Benjamin Harrison Eaton (December 15, 1833 – October 29, 1904) was an American politician, entrepreneur and agriculturalist in the late 19th and early 20th century.
Eaton was a founding officer of the Greeley Colony and was instrumental in the establishment of modern irrigation farming to Northern Colorado.
His projects were influential in helping turn the South Platte River valley into an important agricultural region in the state's economy.
He was an early prominent citizen of Fort Collins, the nearest post office and trading point, and was a charter member of the Masonic Lodge there.
In 1870 Eaton met Nathan Meeker, whom newspaperman Horace Greeley had dispatched to Colorado to pick the Union Colony site.
Eaton suggested the land southeast of his place, at the confluence of the South Platte and Poudre Rivers.

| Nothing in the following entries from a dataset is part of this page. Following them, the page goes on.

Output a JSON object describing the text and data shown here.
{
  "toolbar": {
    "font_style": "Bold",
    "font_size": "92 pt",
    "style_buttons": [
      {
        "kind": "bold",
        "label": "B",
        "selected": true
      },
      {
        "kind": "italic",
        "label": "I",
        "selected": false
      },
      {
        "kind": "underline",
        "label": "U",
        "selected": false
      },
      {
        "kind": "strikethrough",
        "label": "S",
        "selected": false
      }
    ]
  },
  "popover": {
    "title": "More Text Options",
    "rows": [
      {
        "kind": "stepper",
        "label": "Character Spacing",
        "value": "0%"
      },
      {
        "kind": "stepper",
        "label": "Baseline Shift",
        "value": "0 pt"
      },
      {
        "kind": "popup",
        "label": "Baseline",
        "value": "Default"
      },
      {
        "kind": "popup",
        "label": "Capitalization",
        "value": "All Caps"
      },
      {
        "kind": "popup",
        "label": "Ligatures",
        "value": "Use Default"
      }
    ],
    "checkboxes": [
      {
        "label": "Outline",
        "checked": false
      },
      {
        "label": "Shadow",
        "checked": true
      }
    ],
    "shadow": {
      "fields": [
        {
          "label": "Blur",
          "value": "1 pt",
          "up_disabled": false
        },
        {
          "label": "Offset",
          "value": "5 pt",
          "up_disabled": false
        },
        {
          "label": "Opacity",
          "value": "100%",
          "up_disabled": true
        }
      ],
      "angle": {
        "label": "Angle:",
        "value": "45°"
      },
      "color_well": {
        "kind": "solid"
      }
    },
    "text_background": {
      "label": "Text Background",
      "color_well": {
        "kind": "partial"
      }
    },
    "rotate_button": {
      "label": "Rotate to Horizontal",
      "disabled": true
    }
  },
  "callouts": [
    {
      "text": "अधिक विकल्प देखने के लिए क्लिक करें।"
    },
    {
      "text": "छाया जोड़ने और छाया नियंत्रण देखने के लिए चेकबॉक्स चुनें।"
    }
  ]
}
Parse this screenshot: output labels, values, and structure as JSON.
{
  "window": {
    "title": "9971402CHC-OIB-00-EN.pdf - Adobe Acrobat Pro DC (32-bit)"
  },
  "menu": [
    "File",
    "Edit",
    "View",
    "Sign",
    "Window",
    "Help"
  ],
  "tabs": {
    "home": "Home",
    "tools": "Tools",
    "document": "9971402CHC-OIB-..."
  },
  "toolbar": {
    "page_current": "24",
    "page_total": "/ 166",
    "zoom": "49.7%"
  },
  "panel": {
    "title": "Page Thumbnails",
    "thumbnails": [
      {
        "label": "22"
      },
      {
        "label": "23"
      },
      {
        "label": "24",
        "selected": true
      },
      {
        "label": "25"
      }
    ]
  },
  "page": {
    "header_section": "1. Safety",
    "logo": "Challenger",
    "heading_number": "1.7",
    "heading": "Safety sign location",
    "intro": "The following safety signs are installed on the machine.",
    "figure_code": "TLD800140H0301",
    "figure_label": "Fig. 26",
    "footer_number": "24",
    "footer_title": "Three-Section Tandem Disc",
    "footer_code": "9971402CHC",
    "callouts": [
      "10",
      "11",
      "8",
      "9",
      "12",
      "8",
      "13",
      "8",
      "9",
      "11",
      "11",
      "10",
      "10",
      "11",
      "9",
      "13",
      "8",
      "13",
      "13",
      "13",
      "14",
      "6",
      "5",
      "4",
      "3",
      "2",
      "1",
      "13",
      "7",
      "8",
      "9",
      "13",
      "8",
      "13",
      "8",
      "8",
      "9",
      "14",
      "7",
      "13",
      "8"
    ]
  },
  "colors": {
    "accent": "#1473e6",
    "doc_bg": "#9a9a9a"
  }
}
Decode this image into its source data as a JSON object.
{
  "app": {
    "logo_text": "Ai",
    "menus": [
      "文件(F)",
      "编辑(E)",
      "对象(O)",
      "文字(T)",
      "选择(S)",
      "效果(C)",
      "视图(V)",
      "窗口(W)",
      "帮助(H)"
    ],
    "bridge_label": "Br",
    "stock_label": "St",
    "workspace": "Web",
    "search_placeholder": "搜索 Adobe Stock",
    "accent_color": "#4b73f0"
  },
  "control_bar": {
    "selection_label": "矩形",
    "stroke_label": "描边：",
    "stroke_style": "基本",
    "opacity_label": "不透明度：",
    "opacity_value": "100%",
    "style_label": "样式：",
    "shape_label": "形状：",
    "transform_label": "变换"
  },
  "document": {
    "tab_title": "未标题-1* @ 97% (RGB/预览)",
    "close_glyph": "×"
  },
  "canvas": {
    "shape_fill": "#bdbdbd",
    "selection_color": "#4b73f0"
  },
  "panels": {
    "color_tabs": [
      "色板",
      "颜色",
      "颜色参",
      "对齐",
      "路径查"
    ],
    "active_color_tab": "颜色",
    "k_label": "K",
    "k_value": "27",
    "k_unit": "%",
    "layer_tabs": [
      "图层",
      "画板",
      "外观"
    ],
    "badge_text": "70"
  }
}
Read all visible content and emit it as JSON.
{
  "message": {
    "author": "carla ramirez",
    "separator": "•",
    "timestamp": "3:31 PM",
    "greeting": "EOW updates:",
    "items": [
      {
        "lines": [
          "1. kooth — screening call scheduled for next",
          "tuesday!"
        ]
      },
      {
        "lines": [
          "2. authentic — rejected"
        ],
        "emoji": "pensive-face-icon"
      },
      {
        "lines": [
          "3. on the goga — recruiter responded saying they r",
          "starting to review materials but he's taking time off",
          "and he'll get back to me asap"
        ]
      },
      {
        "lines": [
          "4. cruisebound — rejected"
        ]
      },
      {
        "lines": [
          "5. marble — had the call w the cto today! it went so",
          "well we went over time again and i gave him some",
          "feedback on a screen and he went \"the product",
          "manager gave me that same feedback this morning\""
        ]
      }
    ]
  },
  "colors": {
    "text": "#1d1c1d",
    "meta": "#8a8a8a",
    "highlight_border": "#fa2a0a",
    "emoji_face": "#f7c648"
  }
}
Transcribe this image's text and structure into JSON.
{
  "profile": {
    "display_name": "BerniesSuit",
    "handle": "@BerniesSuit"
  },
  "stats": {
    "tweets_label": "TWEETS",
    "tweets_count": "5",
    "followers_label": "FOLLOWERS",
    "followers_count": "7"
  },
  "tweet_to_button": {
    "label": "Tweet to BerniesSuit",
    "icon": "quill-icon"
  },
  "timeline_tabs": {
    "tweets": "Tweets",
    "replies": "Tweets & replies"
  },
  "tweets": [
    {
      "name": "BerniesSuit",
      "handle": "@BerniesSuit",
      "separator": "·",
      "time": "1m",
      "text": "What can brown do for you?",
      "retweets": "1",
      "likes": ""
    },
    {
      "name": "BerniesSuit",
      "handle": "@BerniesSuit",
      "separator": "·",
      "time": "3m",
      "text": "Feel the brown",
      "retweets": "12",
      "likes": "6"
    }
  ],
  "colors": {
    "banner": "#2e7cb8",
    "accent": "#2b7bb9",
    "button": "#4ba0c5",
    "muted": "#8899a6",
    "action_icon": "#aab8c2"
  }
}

Eaton expanded his operations from farming into contracting, specializing in the building of irrigation canals and reservoirs, a business he heavily promoted as a means of bringing growth and wealth to Larimer and Weld Counties.
Competition for water between Fort Collins Agricultural Colony and the Greeley became desperate and in 1874 almost led to gunfire.
Ben Eaton and a few others calmed Greeley colonists with a commitment to divide the water according to need and a promise to deliver it.